For their own study, the team wanted to investigate if there was anything about Foxp2 in the developing brain of young animals that might explain sex differences in communication.

To find out, they analyzed levels of the protein in the brains of four-day-old rat pups and related them to the levels of the ultrasonic distress calls they make when they are separated from their mothers or brothers and sisters.

They found significant differences in the female and male pups. The males had more Foxp2 in their brains, in regions linked to emotion, vocalization, and cognition.

And the males were also more vociferous than the females: they called neary twice as frequently as the females during the five minutes they were separated.

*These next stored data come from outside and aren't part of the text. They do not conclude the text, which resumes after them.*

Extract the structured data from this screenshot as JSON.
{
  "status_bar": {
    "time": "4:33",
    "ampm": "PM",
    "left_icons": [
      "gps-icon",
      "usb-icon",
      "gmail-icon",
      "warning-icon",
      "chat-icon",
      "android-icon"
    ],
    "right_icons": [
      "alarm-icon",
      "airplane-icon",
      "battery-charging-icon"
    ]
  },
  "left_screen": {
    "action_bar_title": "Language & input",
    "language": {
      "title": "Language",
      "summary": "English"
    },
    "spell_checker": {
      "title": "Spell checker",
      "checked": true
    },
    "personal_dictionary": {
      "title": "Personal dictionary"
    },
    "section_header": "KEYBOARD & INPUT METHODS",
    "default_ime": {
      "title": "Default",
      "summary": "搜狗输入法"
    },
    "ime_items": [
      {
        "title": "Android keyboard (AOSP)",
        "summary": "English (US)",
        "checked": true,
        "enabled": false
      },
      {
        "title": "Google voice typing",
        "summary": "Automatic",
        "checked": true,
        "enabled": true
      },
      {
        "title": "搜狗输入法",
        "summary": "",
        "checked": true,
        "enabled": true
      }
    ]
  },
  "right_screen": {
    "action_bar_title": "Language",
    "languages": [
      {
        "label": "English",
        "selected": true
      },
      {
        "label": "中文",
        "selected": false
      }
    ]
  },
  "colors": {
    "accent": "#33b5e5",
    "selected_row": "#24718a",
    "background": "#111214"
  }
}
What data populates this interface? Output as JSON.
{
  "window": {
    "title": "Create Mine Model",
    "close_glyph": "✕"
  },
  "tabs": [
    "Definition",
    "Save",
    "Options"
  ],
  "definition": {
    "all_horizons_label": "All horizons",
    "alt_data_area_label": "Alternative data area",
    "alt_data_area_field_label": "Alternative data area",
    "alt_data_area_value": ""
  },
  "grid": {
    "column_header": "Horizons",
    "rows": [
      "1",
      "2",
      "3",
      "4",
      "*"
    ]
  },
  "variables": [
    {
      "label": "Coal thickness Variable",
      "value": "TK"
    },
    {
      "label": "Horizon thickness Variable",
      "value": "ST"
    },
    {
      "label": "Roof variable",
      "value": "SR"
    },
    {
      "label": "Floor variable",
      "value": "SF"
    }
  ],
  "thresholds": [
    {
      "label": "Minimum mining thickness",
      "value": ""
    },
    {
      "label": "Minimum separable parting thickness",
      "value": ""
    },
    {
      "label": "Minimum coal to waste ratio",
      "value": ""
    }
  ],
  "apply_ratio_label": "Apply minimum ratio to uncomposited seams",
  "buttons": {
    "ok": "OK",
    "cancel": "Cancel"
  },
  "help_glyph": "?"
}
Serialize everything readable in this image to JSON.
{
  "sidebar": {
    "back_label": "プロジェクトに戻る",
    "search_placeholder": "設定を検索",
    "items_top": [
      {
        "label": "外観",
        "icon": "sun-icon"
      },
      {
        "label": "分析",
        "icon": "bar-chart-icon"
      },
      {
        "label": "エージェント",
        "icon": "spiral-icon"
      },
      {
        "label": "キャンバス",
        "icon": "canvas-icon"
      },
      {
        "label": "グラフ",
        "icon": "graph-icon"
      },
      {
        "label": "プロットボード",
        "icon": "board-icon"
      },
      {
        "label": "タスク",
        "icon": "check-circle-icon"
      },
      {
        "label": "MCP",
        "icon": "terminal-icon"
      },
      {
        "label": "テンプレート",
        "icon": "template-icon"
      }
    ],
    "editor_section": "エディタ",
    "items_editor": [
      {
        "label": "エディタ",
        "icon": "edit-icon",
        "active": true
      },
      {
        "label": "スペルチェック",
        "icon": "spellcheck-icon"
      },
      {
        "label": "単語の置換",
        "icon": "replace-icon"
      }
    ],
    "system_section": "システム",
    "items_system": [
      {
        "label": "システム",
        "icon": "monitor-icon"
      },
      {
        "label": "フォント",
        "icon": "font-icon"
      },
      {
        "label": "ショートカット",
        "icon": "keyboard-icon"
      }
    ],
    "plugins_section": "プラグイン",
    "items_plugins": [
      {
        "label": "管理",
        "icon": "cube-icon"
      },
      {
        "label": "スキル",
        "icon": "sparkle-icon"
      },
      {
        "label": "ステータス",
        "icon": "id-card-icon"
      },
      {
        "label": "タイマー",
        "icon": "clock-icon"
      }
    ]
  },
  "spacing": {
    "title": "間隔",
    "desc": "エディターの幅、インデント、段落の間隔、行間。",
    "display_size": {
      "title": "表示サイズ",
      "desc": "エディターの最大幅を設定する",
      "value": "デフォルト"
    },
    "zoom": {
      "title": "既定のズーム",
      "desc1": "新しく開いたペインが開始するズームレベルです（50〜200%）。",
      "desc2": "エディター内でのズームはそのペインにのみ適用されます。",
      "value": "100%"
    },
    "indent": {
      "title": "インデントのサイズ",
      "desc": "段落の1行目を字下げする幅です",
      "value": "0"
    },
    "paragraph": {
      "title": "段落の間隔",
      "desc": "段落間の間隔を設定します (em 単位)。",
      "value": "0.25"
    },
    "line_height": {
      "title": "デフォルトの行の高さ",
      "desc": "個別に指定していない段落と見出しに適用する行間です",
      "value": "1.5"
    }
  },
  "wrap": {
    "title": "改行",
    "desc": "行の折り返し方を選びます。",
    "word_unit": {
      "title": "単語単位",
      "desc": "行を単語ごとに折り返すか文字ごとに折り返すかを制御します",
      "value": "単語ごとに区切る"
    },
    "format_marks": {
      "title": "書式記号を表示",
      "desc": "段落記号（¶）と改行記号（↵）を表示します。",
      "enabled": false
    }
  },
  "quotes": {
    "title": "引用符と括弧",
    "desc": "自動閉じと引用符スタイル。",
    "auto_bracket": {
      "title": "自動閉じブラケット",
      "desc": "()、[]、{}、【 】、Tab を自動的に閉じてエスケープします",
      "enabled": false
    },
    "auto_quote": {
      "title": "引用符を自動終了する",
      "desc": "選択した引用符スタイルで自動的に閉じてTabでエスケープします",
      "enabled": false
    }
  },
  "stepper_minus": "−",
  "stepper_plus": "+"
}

The researchers also observed that the mothers always retrieved the noisier male pups and took them back to the nest first, in preference to the less vociferous females.

The researchers also tested what happened when they reduced Foxp2 in the male pups’ brains and increased it in the females’.

The results were as they expected: it was role reversal of the sexes. The female pups sounded like male pups, and the males like females; the mother also reversed her behavior, and returned the females back to the nest first.

In their paper, the authors conclude:

“Our results implicate Foxp2 as a component of the neurobiological basis of sex differences in vocal communication in mammals.”

They then extended their findings to humans, by looking at the initial results of a study in a small group of children.

Here they found the opposite situation to the rat pups.

In humans, it seems that girls have higher brain levels of the language protein:

“We extended these observations to humans, a species reported to have gender differences in language acquisition, and found the amount of FOXP2 protein in the left hemisphere cortex of 4-year-old boys was significantly lower than in age-matched girls,” write the authors.

Cheryl Sisk, professor and Director of Neuroscience Program in the Department of Psychology at at Michigan State University, also studies sex differences, but was not involved in the study. She comments:

“At first glance, one might conclude that the findings in rats don’t generalize to humans, but the higher levels of Foxp2 expression are found in the more communicative sex in each species.”

Funds from the National Institute of Neurological Disorders and Stroke and the National Institute of Mental Health helped finance the study.

In 2011, researchers reported a study where they discovered the gene that codes for the Foxp2 protein acts like a “genetic dimmer switch” that regulates wiring in the developing brain by controlling the products of other genes.